NVIDIA_DRIVER_CAPABILITIES – specifies which driver features the container should access (e.g., compute, utility, video, or graphics).
NVIDIA_VISIBLE_DEVICES – determines which GPUs are visible to the container.

After identifying the variables and their values according to your needs, add them to /etc/environment inside your container.

The following example shows a typical configuration:

echo "NVIDIA_DRIVER_CAPABILITIES=compute,utility" >> /etc/environment
echo "NVIDIA_VISIBLE_DEVICES=all" >> /etc/environment

Avoiding Conflicts from Preinstalled Libraries

The presence of Nvidia libraries within a container image might produce crashes. If you are not using a container from NGC, be sure your image does not include:

The CUDA toolkit library
The Nvidia libcontainer toolkit library (libnvidia-container)

Let the Enroot runtime add these required libraries to your containers.

Custom Image Example

This example is for teaching purposes only and does not represent a real use case. The described functionality is already provided by NGC containers.

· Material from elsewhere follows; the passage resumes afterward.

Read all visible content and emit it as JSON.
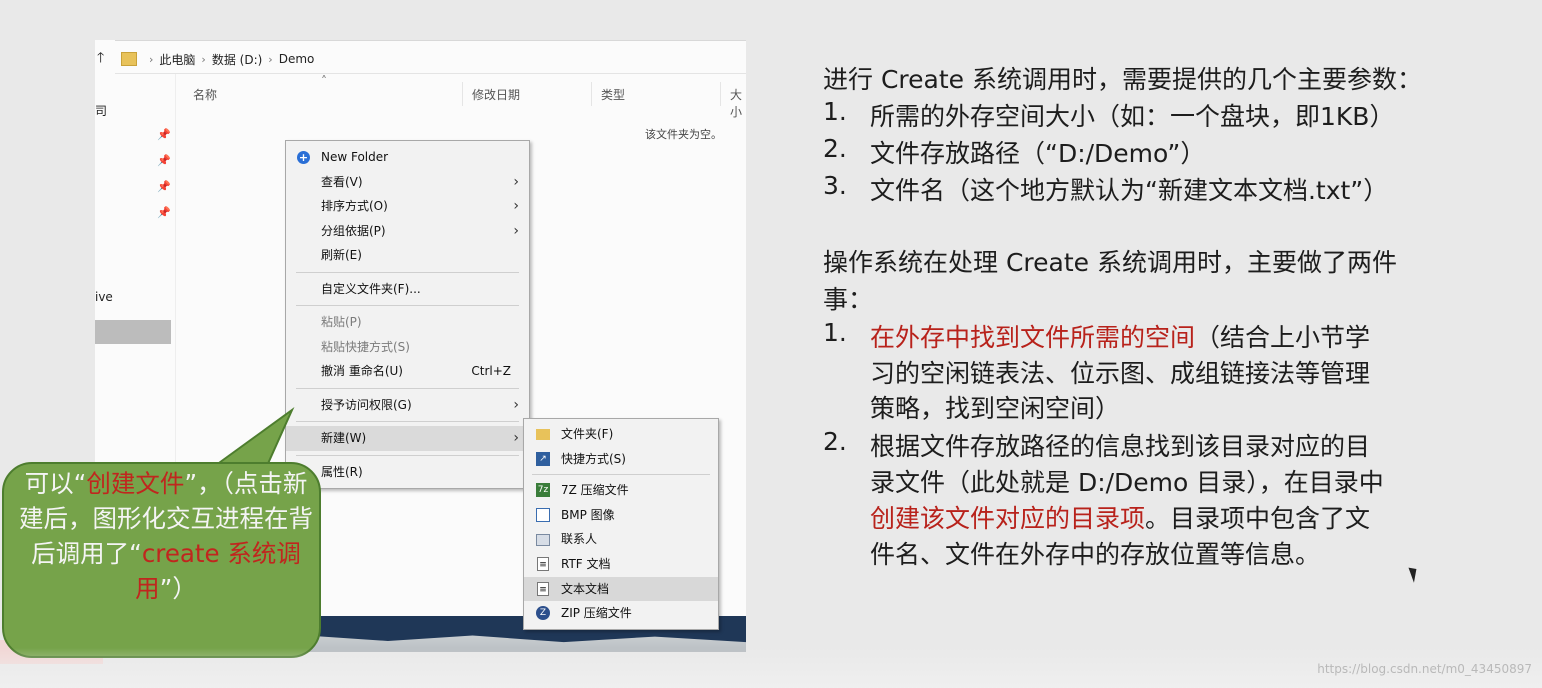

Start an Interactive Session

First, create an interactive allocation. Since Enroot is only available on the compute nodes, you need to start a Slurm interactive session using the following command. For more details, see 5.1 Slurm Interactive Jobs:

salloc -p lrz-v100x2 --gres=gpu:1
srun --pty bash

Import a Base Image

Import the Ubuntu base image. This command will return an error if ubuntu.sqsh already exists.

enroot import docker://ubuntu
enroot create ubuntu.sqsh

GPU Enable the Container

If you need to modify the container contents during runtime (e.g., install software, change configurations), you must start the container with the --rw option to enable write access. Additionally, if these modifications require administrative privileges, use the --root option to run with root permissions inside the container. However, on the AI Systems the --rw option is set per default in the config file: enroot.conf.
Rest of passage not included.